A promessa de não mexer nos impostos, feita em campanha, muitas vezes se esfarela no calor da cadeira do poder, e a conta, claro, acaba na mesa do cidadão. Essa realidade, que assola as famílias e os negócios brasileiros há décadas, agora ecoa em nosso vizinho, o Uruguai. O que acontece por lá não é só uma notícia local; é um espelho do que a mentalidade do Estado gigante e gastador faz com a economia, o futuro de um país e a esperança de uma sociedade que busca prosperidade com trabalho.
A angústia de ver o esforço diário se perder em burocracia e impostos excessivos é um sentimento comum. Cidadãos e empreendedores, de norte a sul, vivem a frustração de um sistema que parece sempre puxar o tapete, não importa o quanto se esforcem. No Uruguai, um país conhecido por sua qualidade de vida e por ser um refúgio para milionários que fugiam da sanha fiscal de outros lugares, como Brasil e Argentina, a história se repete. Montividéu, uma capital linda e tranquila, atraiu investimentos e pessoas ricas, que, mesmo pagando proporcionalmente menos impostos, contribuíam de forma considerável para a economia local.
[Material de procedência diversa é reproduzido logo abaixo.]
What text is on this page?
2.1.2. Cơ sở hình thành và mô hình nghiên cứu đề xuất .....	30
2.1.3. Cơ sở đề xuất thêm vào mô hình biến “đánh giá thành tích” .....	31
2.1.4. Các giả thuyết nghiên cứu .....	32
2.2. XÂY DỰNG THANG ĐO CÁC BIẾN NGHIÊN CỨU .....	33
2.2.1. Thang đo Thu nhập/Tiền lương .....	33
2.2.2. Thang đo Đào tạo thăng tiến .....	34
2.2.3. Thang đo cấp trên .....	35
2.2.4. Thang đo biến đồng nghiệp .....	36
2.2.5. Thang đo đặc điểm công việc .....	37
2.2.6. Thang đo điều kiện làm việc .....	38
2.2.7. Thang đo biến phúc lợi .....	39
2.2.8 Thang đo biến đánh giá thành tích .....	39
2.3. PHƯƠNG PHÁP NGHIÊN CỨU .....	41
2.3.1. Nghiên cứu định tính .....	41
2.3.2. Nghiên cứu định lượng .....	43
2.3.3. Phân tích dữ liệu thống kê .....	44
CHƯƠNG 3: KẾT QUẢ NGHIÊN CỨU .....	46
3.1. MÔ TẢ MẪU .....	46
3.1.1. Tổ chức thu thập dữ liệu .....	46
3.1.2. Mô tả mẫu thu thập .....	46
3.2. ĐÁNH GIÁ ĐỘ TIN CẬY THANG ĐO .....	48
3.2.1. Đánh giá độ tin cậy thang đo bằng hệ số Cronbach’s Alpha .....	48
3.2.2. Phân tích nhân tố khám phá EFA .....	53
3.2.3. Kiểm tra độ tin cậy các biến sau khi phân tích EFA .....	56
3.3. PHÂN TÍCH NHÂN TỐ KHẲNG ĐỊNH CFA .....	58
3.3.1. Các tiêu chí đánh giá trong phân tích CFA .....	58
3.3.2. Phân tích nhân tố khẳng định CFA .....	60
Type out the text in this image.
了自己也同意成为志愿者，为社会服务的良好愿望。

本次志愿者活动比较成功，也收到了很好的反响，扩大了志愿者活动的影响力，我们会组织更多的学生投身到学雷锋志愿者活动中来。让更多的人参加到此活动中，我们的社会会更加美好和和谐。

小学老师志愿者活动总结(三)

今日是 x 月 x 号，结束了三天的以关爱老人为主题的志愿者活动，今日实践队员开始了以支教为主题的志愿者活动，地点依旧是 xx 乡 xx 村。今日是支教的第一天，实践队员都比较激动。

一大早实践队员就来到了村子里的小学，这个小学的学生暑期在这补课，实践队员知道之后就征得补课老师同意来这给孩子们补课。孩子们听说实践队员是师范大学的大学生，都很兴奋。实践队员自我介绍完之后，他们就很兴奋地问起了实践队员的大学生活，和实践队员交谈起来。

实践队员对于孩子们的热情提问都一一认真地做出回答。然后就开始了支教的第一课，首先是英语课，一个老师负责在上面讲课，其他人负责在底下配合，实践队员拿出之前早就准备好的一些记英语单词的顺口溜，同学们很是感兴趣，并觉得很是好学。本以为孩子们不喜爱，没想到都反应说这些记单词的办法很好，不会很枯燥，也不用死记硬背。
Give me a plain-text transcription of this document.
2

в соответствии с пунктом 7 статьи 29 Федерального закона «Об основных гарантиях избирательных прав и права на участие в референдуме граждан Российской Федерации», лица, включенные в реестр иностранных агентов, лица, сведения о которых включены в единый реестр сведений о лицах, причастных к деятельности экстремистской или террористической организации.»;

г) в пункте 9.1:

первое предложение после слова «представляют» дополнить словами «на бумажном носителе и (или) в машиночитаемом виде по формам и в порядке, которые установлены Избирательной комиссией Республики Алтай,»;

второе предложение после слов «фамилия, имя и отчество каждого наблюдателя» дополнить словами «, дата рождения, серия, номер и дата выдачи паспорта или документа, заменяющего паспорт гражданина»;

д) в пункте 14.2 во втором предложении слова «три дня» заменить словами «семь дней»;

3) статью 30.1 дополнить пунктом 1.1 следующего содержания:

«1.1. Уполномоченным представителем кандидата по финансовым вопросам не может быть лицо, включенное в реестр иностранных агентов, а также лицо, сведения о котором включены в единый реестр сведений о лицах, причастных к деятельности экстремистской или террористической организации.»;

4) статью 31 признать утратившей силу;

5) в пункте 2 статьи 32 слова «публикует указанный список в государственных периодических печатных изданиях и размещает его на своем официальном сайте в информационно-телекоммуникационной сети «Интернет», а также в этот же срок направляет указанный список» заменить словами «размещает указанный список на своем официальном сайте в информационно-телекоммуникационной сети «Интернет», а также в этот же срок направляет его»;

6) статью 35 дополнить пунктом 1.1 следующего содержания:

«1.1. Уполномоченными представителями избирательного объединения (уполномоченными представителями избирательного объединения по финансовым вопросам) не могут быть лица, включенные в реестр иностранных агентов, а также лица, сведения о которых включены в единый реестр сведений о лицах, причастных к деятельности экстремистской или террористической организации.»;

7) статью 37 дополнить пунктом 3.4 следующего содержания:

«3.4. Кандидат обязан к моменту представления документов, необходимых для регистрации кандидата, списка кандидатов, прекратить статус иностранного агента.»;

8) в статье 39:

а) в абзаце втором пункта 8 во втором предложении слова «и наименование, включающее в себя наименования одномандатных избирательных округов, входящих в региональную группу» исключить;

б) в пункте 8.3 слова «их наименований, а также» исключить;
A narrativa de que um país com menos impostos é um país mais rico, onde todos vivem bem, é uma verdade inegável para quem conhece a realidade uruguaia.
A "narrativa da conveniência" que prega que um governo, ao gastar mais e taxar mais, está melhorando a vida do povo, é uma falácia antiga e perigosa. O governo socialista uruguaio, que havia prometido não alterar o sistema de impostos, agora propõe justamente o contrário: aumentar a carga tributária sobre expatriados e empresas argentinas que se refugiaram lá. Isso, além de não ajudar o Uruguai em nada – essas empresas e pessoas ricas simplesmente irão para outro lugar –, ainda serve à "agenda socialista internacional", que se beneficia da fuga de capitais de países com impostos altos para outros que também elevam seus tributos.
A "lógica do estado gastador" busca um "vilão conveniente" – o rico, o empresário, o investidor – para justificar sua ineficiência. Mas será que culpar quem gera riqueza resolve o problema? Será que aumentar impostos em um país que prosperou justamente por ter menos impostos é a solução? Ou será que isso apenas expulsa o capital, a inovação e os empregos que poderiam beneficiar toda a sociedade? Essas perguntas retóricas escancaram a contradição: a receita para o fracasso econômico é sempre mais Estado, mais gasto, mais controle.
A tese central é clara: a raiz do problema não está na falta de impostos, mas na mentalidade do "Estado gigante e controlador", que se recusa a enxergar que sua utilidade diminuiu na era digital. Houve um tempo em que o Estado era essencial para garantir a segurança das transações e o crescimento dos negócios. Mas hoje, com a internet e as plataformas digitais, o papel de "terceiro confiável" que garante a segurança das transações já é desempenhado pela iniciativa privada. O Estado, percebendo sua crescente irrelevância, tenta justificar sua existência inventando mais "serviços", mais programas e, consequentemente, mais impostos. É a "armadilha da solução fácil" que nunca funciona, pois o Estado é, por natureza, ineficiente e propenso à corrupção.
A solução é a "livre iniciativa" e o "Estado mínimo e eficiente". Como a internet nos mostrou, a confiança e a segurança podem ser garantidas por mecanismos privados, sem a necessidade da máquina estatal pesada e ineficiente. O governo deve focar no básico, naquilo que realmente gera valor para o cidadão, e não em tentar controlar cada aspecto da vida econômica. A prosperidade nasce da liberdade, da capacidade de empreender e de gerar riqueza sem a sombra constante do leão fiscal.
É hora de uma "revolução mental". Rejeite as narrativas simplistas que culpam o sucesso e defendem o gigantismo estatal. Defenda os princípios da liberdade econômica, da responsabilidade individual e de um governo que respeite o seu dinheiro. Questione o status quo, as promessas vazias e a busca incessante por mais impostos. O Uruguai serve de alerta: o caminho do socialismo, que prega uma coisa na campanha e faz outra no governo, leva à ruína e à fuga de oportunidades.